Para entender melhor essas questões, Talita Castro, orientada pela professora Guita Grin Debert, fez um recorte no tema sobre a periodização da vida, ou seja, analisou mais de dez títulos nacionais que tratavam da crise da vida adulta ou também chamada crise da meia-idade, que supostamente ocorre com homens e mulheres na faixa etária entre 40 e 50 anos. A antropóloga entrevistou ainda diversos autores de livros e recorreu a matérias jornalísticas de revistas e jornais, além de observar o tema tratado em novelas. Propositalmente, ela não entrevistou leitores, uma vez que o objetivo era focar a constituição do sujeito da perspectiva da produção dos livros.

“O material analisado me permitiu concluir que há um movimento de produção cultural para caracterizar uma possível crise que mulheres e homens passam na fase adulta da vida, à semelhança do que ocorre na adolescência. Nos Estados Unidos, por exemplo, existem títulos do gênero que sugerem até uma crise dos 25 anos, fase em que o jovem sai da universidade e tenta se inserir na área profissional desejada. O que se percebe é a ideia de uma vida pautada por crises, como uma maneira de sustentar o mercado de publicações”, explica a socióloga, que pretende aprofundar os estudos nesta área em pesquisa de doutorado.

A ideia de crise da meia-idade é antiga. Nos livros de autoajuda, expressões do tipo “idade do lobo ou da loba” começaram a ganhar corpo em meados da década de 1990, com a publicação do livro “Quarenta: A idade da loba”, de Regina Lemos. O livro retrata as mudanças no universo feminino ocorridas durante a década de 1960, tornando-se bastante conhecido e dando sequência a outras obras na mesma linha. Neste caso, Talita fez apenas a análise do livro, uma vez que a autora é falecida. Anterior a este, o escritor Elyseu Madegan Junior lançou a obra “A idade do lobo” que vendeu mais de 200 mil exemplares, levando o autor a publicar um segundo título, “Homens 40 graus”, também sucesso editoral. Mesmo tendo pesquisado, Talita não encontrou referências oficiais da origem das expressões.

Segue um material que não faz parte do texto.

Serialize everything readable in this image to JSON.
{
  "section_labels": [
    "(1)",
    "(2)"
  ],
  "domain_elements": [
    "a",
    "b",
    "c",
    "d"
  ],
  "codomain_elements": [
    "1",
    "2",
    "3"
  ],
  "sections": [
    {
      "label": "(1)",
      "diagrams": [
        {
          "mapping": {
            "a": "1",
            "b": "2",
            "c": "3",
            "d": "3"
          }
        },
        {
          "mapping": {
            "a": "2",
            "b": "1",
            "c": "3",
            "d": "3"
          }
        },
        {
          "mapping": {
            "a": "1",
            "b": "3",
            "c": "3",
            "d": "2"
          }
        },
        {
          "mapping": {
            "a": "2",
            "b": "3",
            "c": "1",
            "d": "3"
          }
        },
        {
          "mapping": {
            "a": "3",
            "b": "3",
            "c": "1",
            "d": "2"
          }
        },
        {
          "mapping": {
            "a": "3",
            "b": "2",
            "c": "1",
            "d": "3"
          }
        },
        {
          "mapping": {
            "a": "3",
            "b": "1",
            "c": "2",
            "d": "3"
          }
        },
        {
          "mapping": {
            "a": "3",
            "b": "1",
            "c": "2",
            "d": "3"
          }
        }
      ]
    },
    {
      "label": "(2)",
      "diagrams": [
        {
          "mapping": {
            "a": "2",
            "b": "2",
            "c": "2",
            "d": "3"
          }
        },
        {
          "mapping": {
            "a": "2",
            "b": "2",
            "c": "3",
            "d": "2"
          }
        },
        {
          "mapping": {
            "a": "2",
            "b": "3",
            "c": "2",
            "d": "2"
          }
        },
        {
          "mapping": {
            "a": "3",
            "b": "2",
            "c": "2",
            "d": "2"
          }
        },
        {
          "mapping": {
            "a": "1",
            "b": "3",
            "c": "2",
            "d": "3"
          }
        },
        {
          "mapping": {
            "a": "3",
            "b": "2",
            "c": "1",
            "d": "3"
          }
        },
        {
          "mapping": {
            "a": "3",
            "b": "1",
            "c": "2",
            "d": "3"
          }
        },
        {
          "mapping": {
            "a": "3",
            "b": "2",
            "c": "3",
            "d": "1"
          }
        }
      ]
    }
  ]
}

Os autores retratam as formas de reação do homem e da mulher e, como era de se esperar, as diferenças são evidentes. Segundo Talita, as mulheres tendem a passar pelo momento com resultados muito mais positivos que os homens. Se no universo feminino, a crise representa uma retomada e uma forma de superação de muitos conflitos, para o sexo masculino, lidar com as emoções é algo crucial. Em todas as publicações aparece a figura do lobo bobo, ou seja, a imagem de um homem frágil e infantilizado que não consegue superar frustrações e medos de desemprego, impotência sexual e outros conflitos, acabando invariavelmente perdido em suas decisões.

“O lobo bobo aparece nos relatos como aquele que reprime suas emoções ao longo dos anos e não consegue controlá-las no momento de crise. Muitos acabam abandonando as esposas e buscam mulheres mais jovens como forma de autoafirmação. O que se observa é que o homem precisa mais da esposa para superação da fase, do que a mulher do marido. A mulher é caracterizada como poderosa, que continua a seduzir, a despeito das transformações físicas que marcam o período”, avalia.

Em suas análises, Talita encontrou características específicas para a mulher brasileira. Alguns elementos apoiados no visual e na beleza podem constituir uma marca exclusiva no Brasil, os quais diferem do universo feminino americano, onde este tipo de literatura também é bastante difundida. Trata-se de outro ponto que a socióloga pretende explorar nas próximas pesquisas ao comparar os livros de autoajuda publicados no Brasil e no exterior.